Este rodaje fue una fiesta, la primera película 
con la que realmente me divertí.
(Elia Kazan, Mi vida.) 


Vi por primera vez Pánico en las calles de chaval, en una sesión continua en el Teatro Principal de Tui: la investigación dirigida por un médico y un policía para localizar a infectados de peste neumónica en Nueva Orleáns y controlar en 48 horas el brote de la epidemia antes de que se extienda al resto del país (y del mundo).

Cartel de Josep Soligó.

Me había gustado mucho y desde entonces la vería un par de veces más. No es una de las grandes obras de Kazan pero sigue siendo una película realmente buena. Volvimos a verla este viernes, cuando se declaró el estado de alarma, digamos que para ponernos en situación con una atmósfera ad hoc e inaugurar el aislamiento -o distanciamientosocial, cuarentena o como se diga. (Lo confieso: pasé una época prolongada de mi vida donde hubiera acogido el confinamiento con verdadero júbilo.)

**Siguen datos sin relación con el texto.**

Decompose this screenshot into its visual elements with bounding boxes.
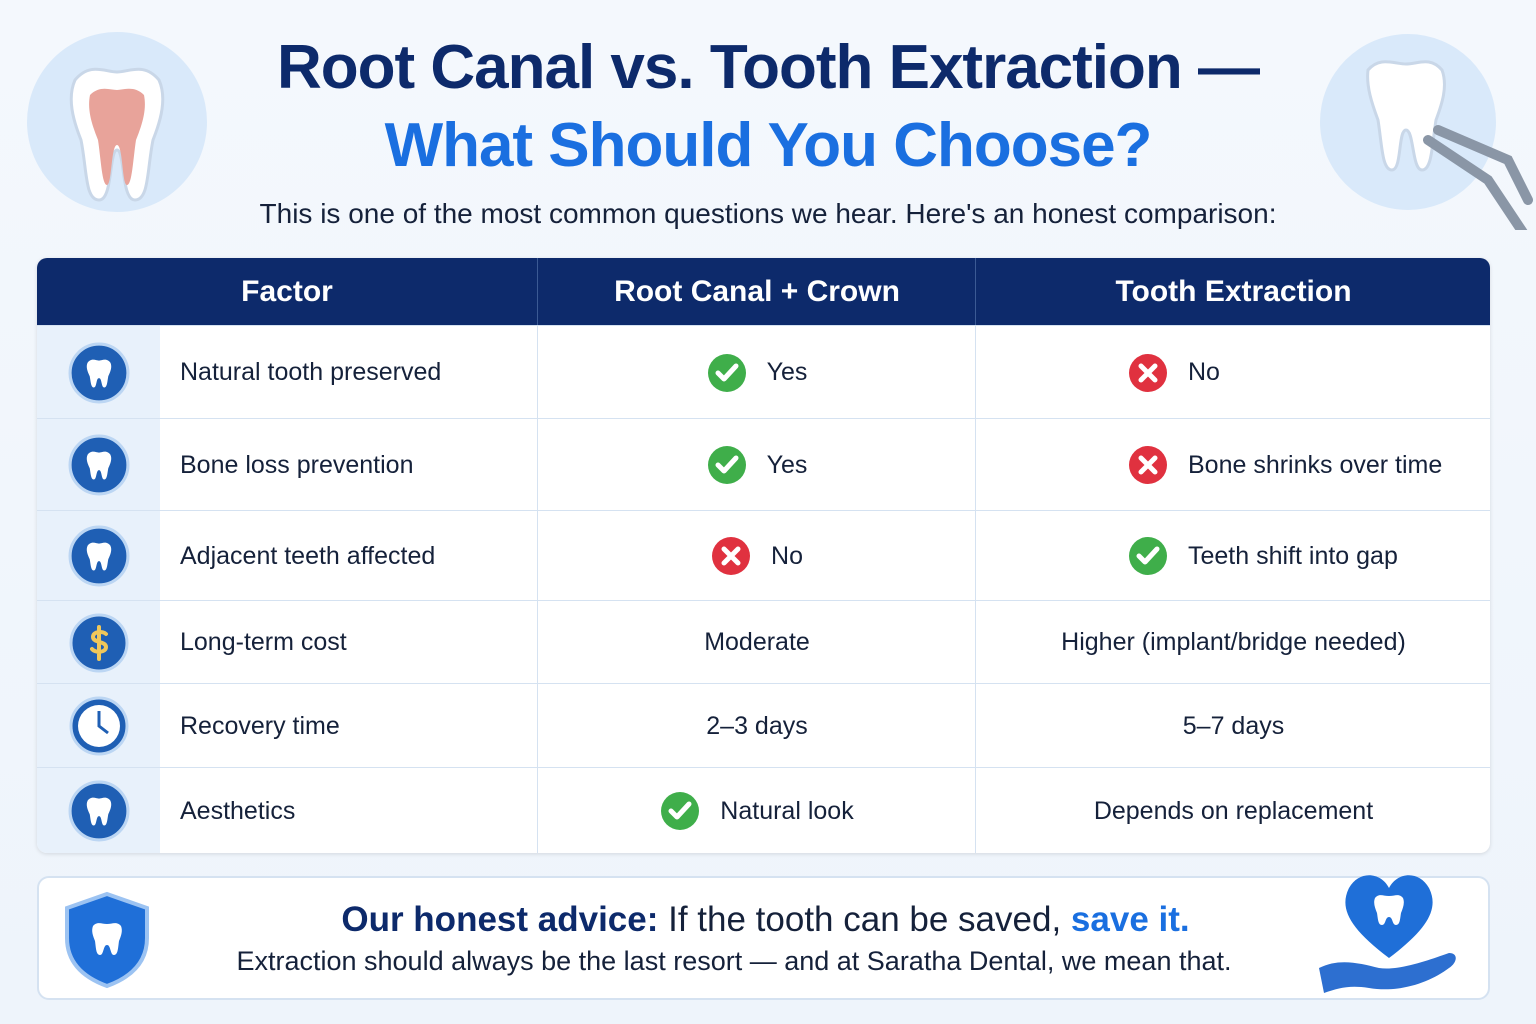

Desde luego para Kazan fue una película liminar: hubo un antes y un después de Pánico en las calles (1950). El cineasta le contó veintipocos años después a Michel Ciment (en Elia Kazan por Elia Kazan) que por aquella época -ya había rodado cinco largometrajes- se proyectaba películas de John Ford, como Young Mr. Lincoln (1939), y se dio cuenta de que la escena del asesinato la hubiera fragmentado en planos cortos, mientras Ford la había rodado con un plano largo.


Así que se puso a estudiar esos planos largos donde él dice todo. Y decidió hacer una película con todos los planos largos que pudiera. La ocasión se presentó con Pánico en las calles:
Esta película está marcada por la influencia de Ford. Yo, que no había sido hasta entonces más que un director de diálogo, quería ser, al fin, director de cine.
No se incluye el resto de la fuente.